Quando entramos, uma moça de rara formosura estava sentada ao piano e tocava um
trecho de Belline. Ao ver-me, deteve-se e saldou-me com graça perfeita. Estava
vestida de luto e seu rosto pálido parecia marcado por um profundo desgosto.
Tinham-me
dito em Paris que essa Casa de Saúde fora uma das primeiras a adotar o tratamento
pela doçura. Toda a violência física fora banida e era mesmo raro que se
mantivessem os loucos presos em cubículos. Recordando essas informações,
examinei atentamente a linda moça. Seria ela uma das internadas? Havia em seus
olhos um fulgor tão singular!... Falei-lhe, tendo o cuidado de dizer apenas as
banalidades menos capazes de exaltar ou contrariar uma demente.
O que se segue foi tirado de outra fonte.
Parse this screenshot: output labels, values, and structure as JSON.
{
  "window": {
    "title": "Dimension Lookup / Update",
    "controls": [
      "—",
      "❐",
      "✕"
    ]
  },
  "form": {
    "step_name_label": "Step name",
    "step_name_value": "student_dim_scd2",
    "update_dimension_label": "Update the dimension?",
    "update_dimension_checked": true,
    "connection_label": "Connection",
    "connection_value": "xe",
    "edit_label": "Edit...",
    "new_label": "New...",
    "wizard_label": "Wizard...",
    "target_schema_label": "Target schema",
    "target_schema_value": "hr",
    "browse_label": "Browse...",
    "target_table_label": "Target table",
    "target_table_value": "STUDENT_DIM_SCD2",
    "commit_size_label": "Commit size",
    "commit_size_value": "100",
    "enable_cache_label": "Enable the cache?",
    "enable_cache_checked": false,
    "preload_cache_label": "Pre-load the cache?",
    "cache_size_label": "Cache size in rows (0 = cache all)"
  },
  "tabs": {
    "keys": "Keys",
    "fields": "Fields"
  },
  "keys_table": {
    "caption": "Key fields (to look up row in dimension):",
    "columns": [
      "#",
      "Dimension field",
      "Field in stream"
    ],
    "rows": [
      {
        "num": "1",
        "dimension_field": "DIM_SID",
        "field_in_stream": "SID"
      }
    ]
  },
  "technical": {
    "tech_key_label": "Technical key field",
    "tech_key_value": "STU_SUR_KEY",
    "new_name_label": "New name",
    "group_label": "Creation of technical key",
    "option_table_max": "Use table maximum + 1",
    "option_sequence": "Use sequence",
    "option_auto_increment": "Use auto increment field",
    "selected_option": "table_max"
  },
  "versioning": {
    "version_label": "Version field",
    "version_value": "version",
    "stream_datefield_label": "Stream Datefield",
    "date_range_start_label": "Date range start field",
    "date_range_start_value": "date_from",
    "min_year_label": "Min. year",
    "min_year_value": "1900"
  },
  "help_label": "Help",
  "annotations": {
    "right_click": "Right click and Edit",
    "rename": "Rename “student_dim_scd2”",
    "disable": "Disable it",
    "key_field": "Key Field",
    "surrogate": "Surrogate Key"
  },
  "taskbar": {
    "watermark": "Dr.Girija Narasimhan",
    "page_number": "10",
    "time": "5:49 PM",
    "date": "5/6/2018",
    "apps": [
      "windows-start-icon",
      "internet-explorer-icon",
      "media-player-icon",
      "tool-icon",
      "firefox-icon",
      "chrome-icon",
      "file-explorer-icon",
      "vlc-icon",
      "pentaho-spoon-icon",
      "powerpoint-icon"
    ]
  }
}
Ela respondia-me
com palavras perfeitamente sensatas e mesmo com inteligência notável, mas eu já
havia lido bastante sobre loucos para saber que não nos devemos fiar nessas aparências.
Quando
um criado trouxe refrescos e a moça, com uma breve saudação retirou-se do
vestíbulo, dirigi ao sr. Maillard um olhar tão francamente interrogador que ele
protestou:
—
Não... não... essa moça é minha sobrinha .
—
Peço-lhe que me desculpe... como sei que os loucos, aqui, andam livremente...
—
Andavam corrigiu tristemente o sr. Maillard.
—
Como?! exclamei, sinceramente contristado. — Será possível que tenha renunciado
a seu método, que tanto ouvi elogiar...
—Sim...
infelizmente, fui forçado a isso, há já algumas semanas... A prática é, afinal
de contas, o melhor dos mestres e obrigou-me a voltar à velha rotina.
—
Que pena!
—
Eu o lamento ainda mais do que o senhor...
Teria
tanto prazer em mostrar-lhe como aplicava meu método, que, a princípio, parecia
produzir o melhores resultados. Como deve saber, o que caracteriza em geral, os
loucos, é uma ideia fixa, uma mania... Pois bem e em vez de contrariar essas
manias, eu fingia aceitá-las por mais absurdas que fossem.
Por
exemplo, um de nossos doentes tinha a ideia fixa de que era um galo. Que fazia
eu? Servia-lhe os alimentos numa lata, colocada no chão no galinheiro e
chamava-o assim:
—
Pi... pi... pi... pi... Venha cá. Aqui está seu milho.
—
E isso era bastante para acalmá-los e... curá-los?...
—
Não. Mas juntávamos a essa aquiescência, distrações, variadas: — música, dança,
ginástica, jogos... As vezes encarregava um louco de vigiar outro, fingindo ter
inteira confiança em sua habilidade... Isso dava resultados maravilhosos!
—
E não os prendia?
—
Muito raramente. Apenas nos casos de acesso de fúria. Então era preciso isolá-lo
para que os outros não fossem contagiados. De resto; em regra, não aceitamos
aqui loucos furiosos.
Mas,
como lhe disse, acabei por ter tão dolorosas provas de que esse sistema era
perigoso...
—
Pois estou surpreendido — atalhei com sincera tristeza. — Tinham-me dito exatamente
o contrário.
—
Ah! meu amigo — suspirou o sr. Maillard — O senhor é ainda muito moço. Ainda
acredita em tudo quanto lhe dizem. Mas vamos jantar. Depois eu o farei visitar
todo o estabelecimento e explicar-lhe-ei o novo sistema.
—
Ah!... então adotou um sistema novo?
—
E de resultados prodigiosos, o mais eficaz dos sistemas até hoje imaginados.
***
Pouco
depois, entrávamos na sala de jantar onde tive a surpresa de encontrar vinte e
cinco ou trinta pessoas já sentadas à mesa. Meu espanto ainda foi maior quando
notei que todas essas pessoas estavam vestidas com grande luxo mas com roupas antigas.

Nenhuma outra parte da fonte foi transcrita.